Este estudo aborda a relação da pintura com a comunicação de massa em ascensão na

década de 1960. O período é marcado pela pós-modernidade considerada uma temporalidade

polêmica, uma estrutura que estabelece o terceiro momento do capitalismo, a globalização.

Envolve mercado, redes de comunicação, tecnologia e assim por diante. É uma revolução

cultural a ponto de reprogramar todas as pessoas para fazer parte do novo sistema

(FREDRIC..., 2013).

É nesse momento que a arte passa pelo chamado ponto de inflexão na história em

meados de 1950. A cultura, nessa perspectiva, afeta e é afetada pelas condições sociopolíticas,

inclusive pelas possibilidades de mobilização social (PERRY, 1999). É relevante trabalhar

esta perspectiva para que se possa fundamentar um estudo das relações entre os meios de

comunicação de massa do século XXI e a Arte Contemporânea, estudo em desenvolvimento.

O recorte feito aqui foi dividido em três partes explanadas a seguir.

Em A pós-modernidade: contexto histórico foi abordado o chamado ponto de inflexão

ocorrido em meados de 1950. Em comparação à Modernidade, a temporalidade atingiu novo

status.

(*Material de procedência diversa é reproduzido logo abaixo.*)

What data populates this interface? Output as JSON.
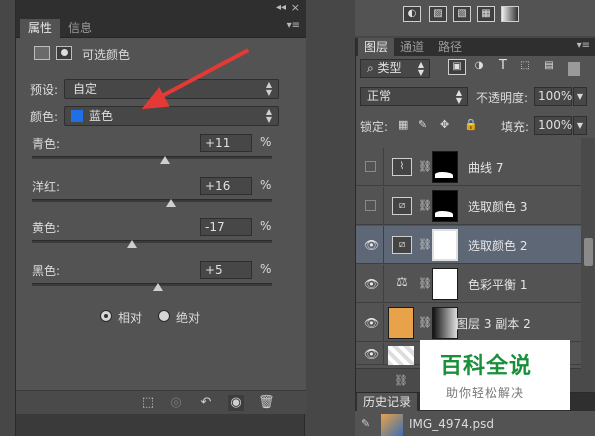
{
  "properties_panel": {
    "tabs": [
      {
        "label": "属性"
      },
      {
        "label": "信息"
      }
    ],
    "adjustment_title": "可选颜色",
    "preset_label": "预设:",
    "preset_value": "自定",
    "colors_label": "颜色:",
    "colors_value": "蓝色",
    "colors_swatch": "#1f6fe5",
    "sliders": [
      {
        "label": "青色:",
        "value": "+11",
        "unit": "%",
        "level": 0.555
      },
      {
        "label": "洋红:",
        "value": "+16",
        "unit": "%",
        "level": 0.58
      },
      {
        "label": "黄色:",
        "value": "-17",
        "unit": "%",
        "level": 0.415
      },
      {
        "label": "黑色:",
        "value": "+5",
        "unit": "%",
        "level": 0.525
      }
    ],
    "method_options": [
      {
        "label": "相对",
        "selected": true
      },
      {
        "label": "绝对",
        "selected": false
      }
    ],
    "footer_icons": [
      "clip-to-layer-icon",
      "view-previous-icon",
      "reset-icon",
      "visibility-icon",
      "trash-icon"
    ]
  },
  "layers_panel": {
    "tabs": [
      {
        "label": "图层"
      },
      {
        "label": "通道"
      },
      {
        "label": "路径"
      }
    ],
    "filter_label": "类型",
    "blend_mode": "正常",
    "opacity_label": "不透明度:",
    "opacity_value": "100%",
    "lock_label": "锁定:",
    "fill_label": "填充:",
    "fill_value": "100%",
    "layers": [
      {
        "name": "曲线 7",
        "visible": false,
        "selected": false,
        "icon": "curves-icon",
        "mask": "dark"
      },
      {
        "name": "选取颜色 3",
        "visible": false,
        "selected": false,
        "icon": "selective-color-icon",
        "mask": "dark"
      },
      {
        "name": "选取颜色 2",
        "visible": true,
        "selected": true,
        "icon": "selective-color-icon",
        "mask": "white"
      },
      {
        "name": "色彩平衡 1",
        "visible": true,
        "selected": false,
        "icon": "color-balance-icon",
        "mask": "white"
      },
      {
        "name": "图层 3 副本 2",
        "visible": true,
        "selected": false,
        "icon": "image-thumb",
        "mask": "gradient"
      }
    ]
  },
  "history_panel": {
    "tab_label": "历史记录",
    "item_label": "IMG_4974.psd"
  },
  "watermark": {
    "title": "百科全说",
    "subtitle": "助你轻松解决"
  }
}
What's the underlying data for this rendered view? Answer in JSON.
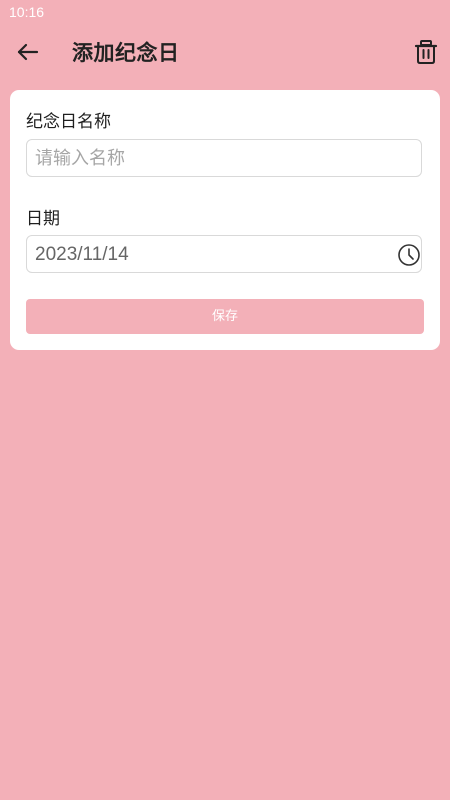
{
  "status_bar": {
    "time": "10:16"
  },
  "app_bar": {
    "title": "添加纪念日",
    "back_icon": "arrow-left-icon",
    "delete_icon": "trash-icon"
  },
  "form": {
    "name_label": "纪念日名称",
    "name_placeholder": "请输入名称",
    "name_value": "",
    "date_label": "日期",
    "date_value": "2023/11/14",
    "date_icon": "clock-icon",
    "save_label": "保存"
  },
  "colors": {
    "background": "#f3b0b8",
    "card": "#ffffff",
    "button": "#f3b0b8",
    "title_text": "#222222"
  }
}
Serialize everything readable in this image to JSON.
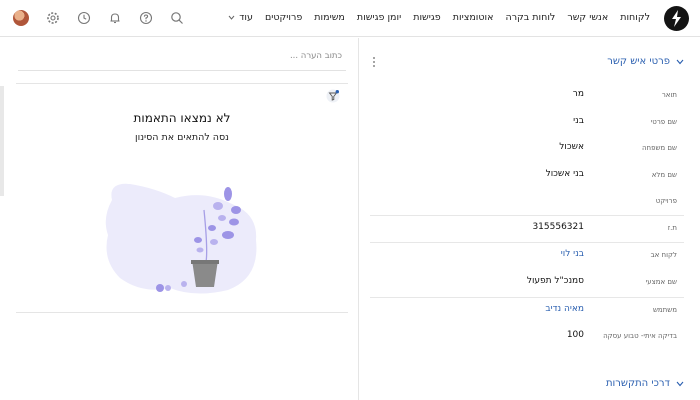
{
  "nav": {
    "items": [
      "לקוחות",
      "אנשי קשר",
      "לוחות בקרה",
      "אוטומציות",
      "פגישות",
      "יומן פגישות",
      "משימות",
      "פרויקטים"
    ],
    "more_label": "עוד"
  },
  "icons": [
    "logo-icon",
    "chevron-down-icon",
    "search-icon",
    "help-icon",
    "bell-icon",
    "clock-icon",
    "gear-icon",
    "avatar"
  ],
  "comment": {
    "placeholder": "כתוב הערה ..."
  },
  "empty_state": {
    "title": "לא נמצאו התאמות",
    "subtitle": "נסה להתאים את הסינון"
  },
  "details": {
    "section_title": "פרטי איש קשר",
    "fields": [
      {
        "label": "תואר",
        "value": "מר"
      },
      {
        "label": "שם פרטי",
        "value": "בני"
      },
      {
        "label": "שם משפחה",
        "value": "אשכול"
      },
      {
        "label": "שם מלא",
        "value": "בני אשכול"
      },
      {
        "label": "פרויקט",
        "value": ""
      },
      {
        "label": "ת.ז",
        "value": "315556321"
      },
      {
        "label": "לקוח אב",
        "value": "בני לוי"
      },
      {
        "label": "שם אמצעי",
        "value": "סמנכ\"ל תפעול"
      },
      {
        "label": "משתמש",
        "value": "מאיה נדיב"
      },
      {
        "label": "בדיקה איתי- טבוע עסקה",
        "value": "100"
      }
    ]
  },
  "contact_section": {
    "title": "דרכי התקשרות"
  },
  "colors": {
    "accent": "#2a5fb0",
    "illustration": "#9d94e6"
  }
}
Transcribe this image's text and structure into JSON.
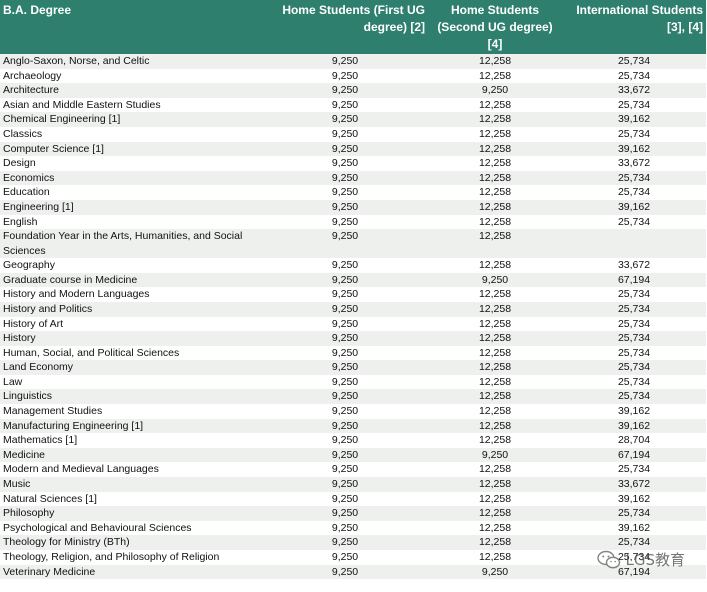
{
  "table": {
    "headers": {
      "degree": "B.A. Degree",
      "home_first": "Home Students (First UG degree) [2]",
      "home_second": "Home Students (Second UG degree) [4]",
      "international": "International Students [3], [4]"
    },
    "rows": [
      {
        "degree": "Anglo-Saxon, Norse, and Celtic",
        "home_first": "9,250",
        "home_second": "12,258",
        "international": "25,734"
      },
      {
        "degree": "Archaeology",
        "home_first": "9,250",
        "home_second": "12,258",
        "international": "25,734"
      },
      {
        "degree": "Architecture",
        "home_first": "9,250",
        "home_second": "9,250",
        "international": "33,672"
      },
      {
        "degree": "Asian and Middle Eastern Studies",
        "home_first": "9,250",
        "home_second": "12,258",
        "international": "25,734"
      },
      {
        "degree": "Chemical Engineering [1]",
        "home_first": "9,250",
        "home_second": "12,258",
        "international": "39,162"
      },
      {
        "degree": "Classics",
        "home_first": "9,250",
        "home_second": "12,258",
        "international": "25,734"
      },
      {
        "degree": "Computer Science [1]",
        "home_first": "9,250",
        "home_second": "12,258",
        "international": "39,162"
      },
      {
        "degree": "Design",
        "home_first": "9,250",
        "home_second": "12,258",
        "international": "33,672"
      },
      {
        "degree": "Economics",
        "home_first": "9,250",
        "home_second": "12,258",
        "international": "25,734"
      },
      {
        "degree": "Education",
        "home_first": "9,250",
        "home_second": "12,258",
        "international": "25,734"
      },
      {
        "degree": "Engineering [1]",
        "home_first": "9,250",
        "home_second": "12,258",
        "international": "39,162"
      },
      {
        "degree": "English",
        "home_first": "9,250",
        "home_second": "12,258",
        "international": "25,734"
      },
      {
        "degree": "Foundation Year in the Arts, Humanities, and Social Sciences",
        "home_first": "9,250",
        "home_second": "12,258",
        "international": ""
      },
      {
        "degree": "Geography",
        "home_first": "9,250",
        "home_second": "12,258",
        "international": "33,672"
      },
      {
        "degree": "Graduate course in Medicine",
        "home_first": "9,250",
        "home_second": "9,250",
        "international": "67,194"
      },
      {
        "degree": "History and Modern Languages",
        "home_first": "9,250",
        "home_second": "12,258",
        "international": "25,734"
      },
      {
        "degree": "History and Politics",
        "home_first": "9,250",
        "home_second": "12,258",
        "international": "25,734"
      },
      {
        "degree": "History of Art",
        "home_first": "9,250",
        "home_second": "12,258",
        "international": "25,734"
      },
      {
        "degree": "History",
        "home_first": "9,250",
        "home_second": "12,258",
        "international": "25,734"
      },
      {
        "degree": "Human, Social, and Political Sciences",
        "home_first": "9,250",
        "home_second": "12,258",
        "international": "25,734"
      },
      {
        "degree": "Land Economy",
        "home_first": "9,250",
        "home_second": "12,258",
        "international": "25,734"
      },
      {
        "degree": "Law",
        "home_first": "9,250",
        "home_second": "12,258",
        "international": "25,734"
      },
      {
        "degree": "Linguistics",
        "home_first": "9,250",
        "home_second": "12,258",
        "international": "25,734"
      },
      {
        "degree": "Management Studies",
        "home_first": "9,250",
        "home_second": "12,258",
        "international": "39,162"
      },
      {
        "degree": "Manufacturing Engineering [1]",
        "home_first": "9,250",
        "home_second": "12,258",
        "international": "39,162"
      },
      {
        "degree": "Mathematics [1]",
        "home_first": "9,250",
        "home_second": "12,258",
        "international": "28,704"
      },
      {
        "degree": "Medicine",
        "home_first": "9,250",
        "home_second": "9,250",
        "international": "67,194"
      },
      {
        "degree": "Modern and Medieval Languages",
        "home_first": "9,250",
        "home_second": "12,258",
        "international": "25,734"
      },
      {
        "degree": "Music",
        "home_first": "9,250",
        "home_second": "12,258",
        "international": "33,672"
      },
      {
        "degree": "Natural Sciences [1]",
        "home_first": "9,250",
        "home_second": "12,258",
        "international": "39,162"
      },
      {
        "degree": "Philosophy",
        "home_first": "9,250",
        "home_second": "12,258",
        "international": "25,734"
      },
      {
        "degree": "Psychological and Behavioural Sciences",
        "home_first": "9,250",
        "home_second": "12,258",
        "international": "39,162"
      },
      {
        "degree": "Theology for Ministry (BTh)",
        "home_first": "9,250",
        "home_second": "12,258",
        "international": "25,734"
      },
      {
        "degree": "Theology, Religion, and Philosophy of Religion",
        "home_first": "9,250",
        "home_second": "12,258",
        "international": "25,734"
      },
      {
        "degree": "Veterinary Medicine",
        "home_first": "9,250",
        "home_second": "9,250",
        "international": "67,194"
      }
    ]
  },
  "watermark": {
    "text": "LGS教育",
    "icon": "wechat-icon"
  },
  "colors": {
    "header_bg": "#2f7f6e",
    "header_text": "#ffffff",
    "row_stripe": "#eef0ee"
  }
}
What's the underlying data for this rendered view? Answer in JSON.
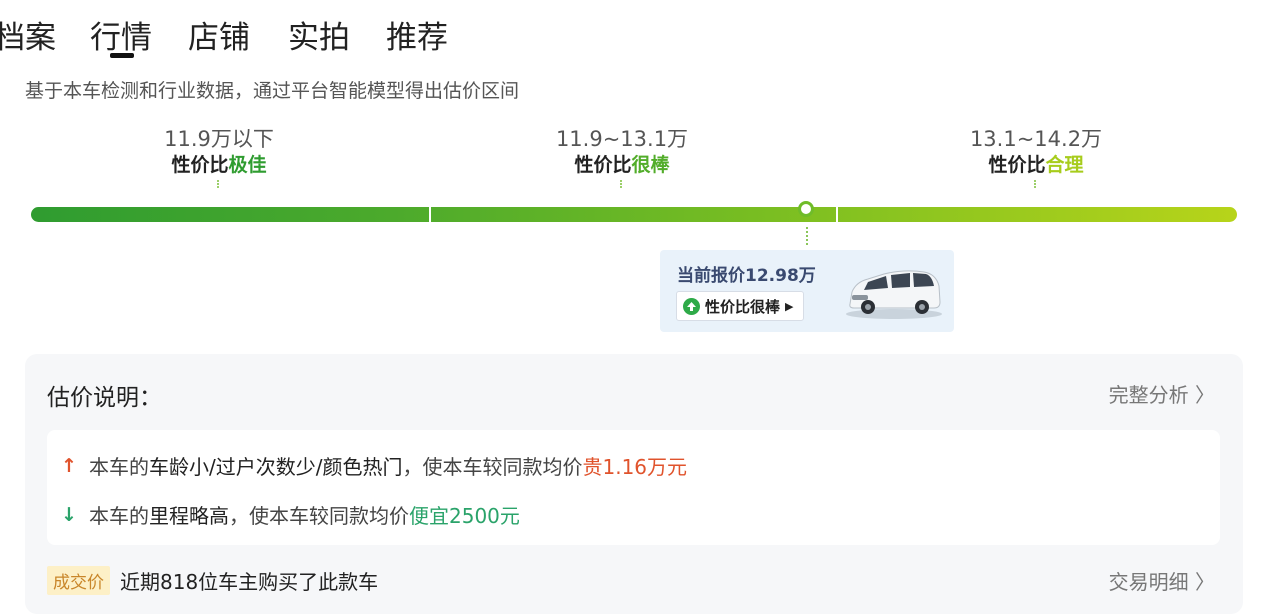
{
  "tabs": [
    {
      "label": "档案"
    },
    {
      "label": "行情"
    },
    {
      "label": "店铺"
    },
    {
      "label": "实拍"
    },
    {
      "label": "推荐"
    }
  ],
  "active_tab": "行情",
  "subtitle": "基于本车检测和行业数据，通过平台智能模型得出估价区间",
  "segments": [
    {
      "range": "11.9万以下",
      "rating_prefix": "性价比",
      "rating_word": "极佳",
      "color": "#2f9c30"
    },
    {
      "range": "11.9~13.1万",
      "rating_prefix": "性价比",
      "rating_word": "很棒",
      "color": "#52ad2a"
    },
    {
      "range": "13.1~14.2万",
      "rating_prefix": "性价比",
      "rating_word": "合理",
      "color": "#a7cc1c"
    }
  ],
  "price_bar": {
    "min_label": "11.9万",
    "segment_bounds_wan": [
      11.9,
      13.1
    ],
    "current_price_wan": 12.98,
    "colors": [
      "#2f9c30",
      "#78bd22",
      "#b7d41a"
    ]
  },
  "price_card": {
    "price_text": "当前报价12.98万",
    "badge_label": "性价比很棒"
  },
  "explanation": {
    "title": "估价说明：",
    "full_analysis_link": "完整分析 〉",
    "reasons": [
      {
        "direction": "up",
        "icon": "arrow-up-icon",
        "prefix": "本车的",
        "highlight": "车龄小/过户次数少/颜色热门",
        "middle": "，使本车较同款均价",
        "value": "贵1.16万元",
        "value_color": "#e0532c"
      },
      {
        "direction": "down",
        "icon": "arrow-down-icon",
        "prefix": "本车的",
        "highlight": "里程略高",
        "middle": "，使本车较同款均价",
        "value": "便宜2500元",
        "value_color": "#2aa36a"
      }
    ]
  },
  "deal": {
    "badge": "成交价",
    "text": "近期818位车主购买了此款车",
    "link": "交易明细 〉"
  }
}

Fredric Jameson (2013) aponta os valores estilísticos do Pós-Modernismo com seu

início na arquitetura, seguido pelas demais produções no campo das artes, do design com

diferentes nomenclaturas.

Já em A Pop Arte e a Cultura de Massa a comunicação e os mass media foram

interferências eminentes no processo criativo pós-moderno. O período se enquadra no

processo de globalização e amplia sistemas, incluindo o da informação. Demarca-se a partir

dos anos de 1960, transformações inadiáveis. Nessa formação de redes estão as formatações

estilísticas da Pós-Modernidade.

No campo artístico, a Pop Arte é um movimento com relação pertinente neste estudo

devido as criações produzidas para o comércio industrial. As reproduções como as famosas

latas de sopa Campbell do artista norte-americano Andy Warhol certificam aquilo que

permanece em voga nos dias atuais: a imagem independentemente do objeto que lhe

representa, vale mais (valor tangível) em relação ao objeto físico (como uma pintura ou objeto

de design) propriamente dito.

Por fim, em O Pós-Modernismo no Brasil e o Tropicalismo aborda como no momento

as artes foram pensadas também como estratégia para expor pontos de vista político-social.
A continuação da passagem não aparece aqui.